Einige kehrten mehr oder weniger freiwillig nach Istanbul zurück oder in Städte, wo sie vorher in der Türkei gelebt hatten. Das Problem: Viele gaben ihre Existenz auf. Sie kehren nicht in ein Haus oder eine Wohnung zurück, sie haben oft nichts mehr.

Die anderen wurden in eine Art Abschiebe-Einrichtungen gebracht. Etwa nach Edirne an der Grenze zu Griechenland oder ins 1300 Kilometer entfernte Malatya. Auch in Osmaniye an der syrischen Grenze gibt es so ein Camp aus Containern mit Stacheldraht und Wachturm. Dort müssen sie wegen einer möglichen Infektion mit dem Coronavirus erst einmal 14 Tage in Quarantäne bleiben.

Haben die Migrantinnen und Migranten dort irgendwelche Perspektiven?

Die Menschen, die wir sprechen konnten, sind sehr verzweifelt. Man sagt ihnen nicht, was nach der Quarantäne mit ihnen passieren soll. Die Syrer geniessen einen gewissen Schutzstatus in der Türkei, der aber per Dekret jederzeit aufgehoben werden kann. Das gilt nicht für die vielen Afghanen. Sie befürchten, dass sie nach der Corona-Krise abgeschoben werden.

Man sagt den Menschen nicht, was nach der Quarantäne mit ihnen passieren soll.
Autor: Christian Buttkereit

Einige Länder haben vor der Corona-Krise angeboten, Flüchtlinge aufzunehmen, krebsten danach aber zurück. Wie ist der aktuelle Stand?

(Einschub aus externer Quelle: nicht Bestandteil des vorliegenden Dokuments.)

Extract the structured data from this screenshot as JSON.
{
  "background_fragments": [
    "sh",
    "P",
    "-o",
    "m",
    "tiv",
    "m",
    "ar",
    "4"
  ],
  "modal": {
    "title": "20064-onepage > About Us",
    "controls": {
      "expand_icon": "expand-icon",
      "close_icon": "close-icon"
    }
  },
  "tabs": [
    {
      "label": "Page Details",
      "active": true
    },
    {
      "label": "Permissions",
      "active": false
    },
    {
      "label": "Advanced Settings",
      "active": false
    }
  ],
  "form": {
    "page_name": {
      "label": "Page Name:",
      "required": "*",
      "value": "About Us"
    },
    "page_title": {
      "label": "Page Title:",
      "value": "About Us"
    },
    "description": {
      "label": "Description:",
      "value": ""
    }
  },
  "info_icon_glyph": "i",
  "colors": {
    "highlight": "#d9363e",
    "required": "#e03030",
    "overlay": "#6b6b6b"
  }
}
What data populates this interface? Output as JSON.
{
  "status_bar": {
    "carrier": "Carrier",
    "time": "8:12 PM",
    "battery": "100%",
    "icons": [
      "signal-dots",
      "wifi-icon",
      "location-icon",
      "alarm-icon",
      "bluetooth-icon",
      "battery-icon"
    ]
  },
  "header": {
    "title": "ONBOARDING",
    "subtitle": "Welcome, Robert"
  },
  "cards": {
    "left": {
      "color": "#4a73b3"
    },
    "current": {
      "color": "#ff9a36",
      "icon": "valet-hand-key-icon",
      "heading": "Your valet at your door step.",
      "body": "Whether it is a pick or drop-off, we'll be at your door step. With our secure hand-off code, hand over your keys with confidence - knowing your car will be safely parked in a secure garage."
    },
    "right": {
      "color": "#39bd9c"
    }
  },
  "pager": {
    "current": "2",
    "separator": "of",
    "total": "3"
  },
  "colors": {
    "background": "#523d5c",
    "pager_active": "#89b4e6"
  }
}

Das betrifft überwiegend die Flüchtlinge aus den überfüllten Lagern auf den griechischen Inseln. Und dabei Minderjährige unter 14 Jahren oder dringend behandlungsbedürftige Menschen. Nach aktuellem Stand will man diese Leute trotz Corona weiterhin aufnehmen. In der Befürchtung, das Virus könnte sich in den völlig überfüllten Lagern rasch ausbreiten.

Es geht vor allem auch um Menschen mit Vorerkrankungen und Kinder, deren Immunsystem aufgrund der Lebensbedingungen geschwächt ist. Hier will man jetzt, soweit die EU-Kommission das bisher kommuniziert hat, doch in den nächsten Tagen schon handeln.

Das Gespräch führte Ivana Pribakovic.